Chuck Klosterman aime bien les histoires morbides. Comme il aime bien le rock’n’roll également, il se lance dans une aventure décapante : faire le tour des lieux mythiques des États-Unis hantés par les morts de personnages rock plus ou moins connus. En bon néo-beatnicks, il fait tout ça en voiture. Néo s’entend car Chuck a son propre véhicule et dispose d’un lecteur pour écouter les 800 disques qu’il a emporté dans son coffre. Changement de génération.

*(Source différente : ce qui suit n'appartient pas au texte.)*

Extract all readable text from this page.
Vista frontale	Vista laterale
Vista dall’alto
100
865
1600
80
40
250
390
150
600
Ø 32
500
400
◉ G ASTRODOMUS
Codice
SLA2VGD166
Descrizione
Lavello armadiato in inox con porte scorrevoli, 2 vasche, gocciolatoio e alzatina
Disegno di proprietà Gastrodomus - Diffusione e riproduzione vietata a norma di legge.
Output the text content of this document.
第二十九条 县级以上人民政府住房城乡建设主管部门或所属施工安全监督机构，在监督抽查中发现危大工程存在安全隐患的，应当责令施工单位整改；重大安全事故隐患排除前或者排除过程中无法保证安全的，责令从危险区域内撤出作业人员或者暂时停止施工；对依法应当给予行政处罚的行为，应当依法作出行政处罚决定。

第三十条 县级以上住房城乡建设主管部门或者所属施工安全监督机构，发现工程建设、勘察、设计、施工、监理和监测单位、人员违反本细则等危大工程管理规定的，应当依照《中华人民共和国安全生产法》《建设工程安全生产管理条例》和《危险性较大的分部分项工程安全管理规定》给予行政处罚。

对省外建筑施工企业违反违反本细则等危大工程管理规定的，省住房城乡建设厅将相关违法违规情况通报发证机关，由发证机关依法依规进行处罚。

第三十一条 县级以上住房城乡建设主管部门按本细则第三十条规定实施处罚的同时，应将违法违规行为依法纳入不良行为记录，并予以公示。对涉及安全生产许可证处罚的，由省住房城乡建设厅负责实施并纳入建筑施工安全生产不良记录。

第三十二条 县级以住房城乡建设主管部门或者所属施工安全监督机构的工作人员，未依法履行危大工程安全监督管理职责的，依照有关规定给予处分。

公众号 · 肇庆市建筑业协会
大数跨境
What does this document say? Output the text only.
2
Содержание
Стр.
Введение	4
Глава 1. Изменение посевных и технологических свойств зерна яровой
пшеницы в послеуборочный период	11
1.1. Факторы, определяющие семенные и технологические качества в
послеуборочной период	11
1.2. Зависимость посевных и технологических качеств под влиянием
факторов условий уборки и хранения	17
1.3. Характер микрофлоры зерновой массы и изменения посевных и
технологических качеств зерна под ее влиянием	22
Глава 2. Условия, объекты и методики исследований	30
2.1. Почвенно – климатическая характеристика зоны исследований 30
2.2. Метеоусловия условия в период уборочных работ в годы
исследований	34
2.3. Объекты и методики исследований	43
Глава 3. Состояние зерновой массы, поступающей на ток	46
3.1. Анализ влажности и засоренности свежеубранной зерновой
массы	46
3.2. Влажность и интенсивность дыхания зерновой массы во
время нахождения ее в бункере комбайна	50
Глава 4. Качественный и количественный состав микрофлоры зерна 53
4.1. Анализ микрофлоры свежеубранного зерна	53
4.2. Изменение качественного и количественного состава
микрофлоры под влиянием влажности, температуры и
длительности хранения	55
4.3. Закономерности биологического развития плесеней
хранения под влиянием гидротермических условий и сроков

On va donc chez Jeff Buckley, Kurt Cobain ou au Chelsea Hotel, lieu de la mort de Nancy, copine d’un certain Sid Vicious. Les Allman Brothers ne sont bien sûr pas oubliés lors d’un périple sudiste... Du pays, en veux-tu en voilà donc, avec en toile de fond les pensées de l’auteur parfois métaphysiques, souvent musicales, presque tout le temps amoureuses. Car Chuck est un peu perdu sentimentalement, entre Diane, Lenore ou Quincy, notre pauvre narrateur ne sait plus qui choisir et si au fond, il faut choisir. Chacune défile donc dans son esprit, amenant soit la nostalgie soit l’amertume d’un être monomaniaque et qui en a malheureusement conscience.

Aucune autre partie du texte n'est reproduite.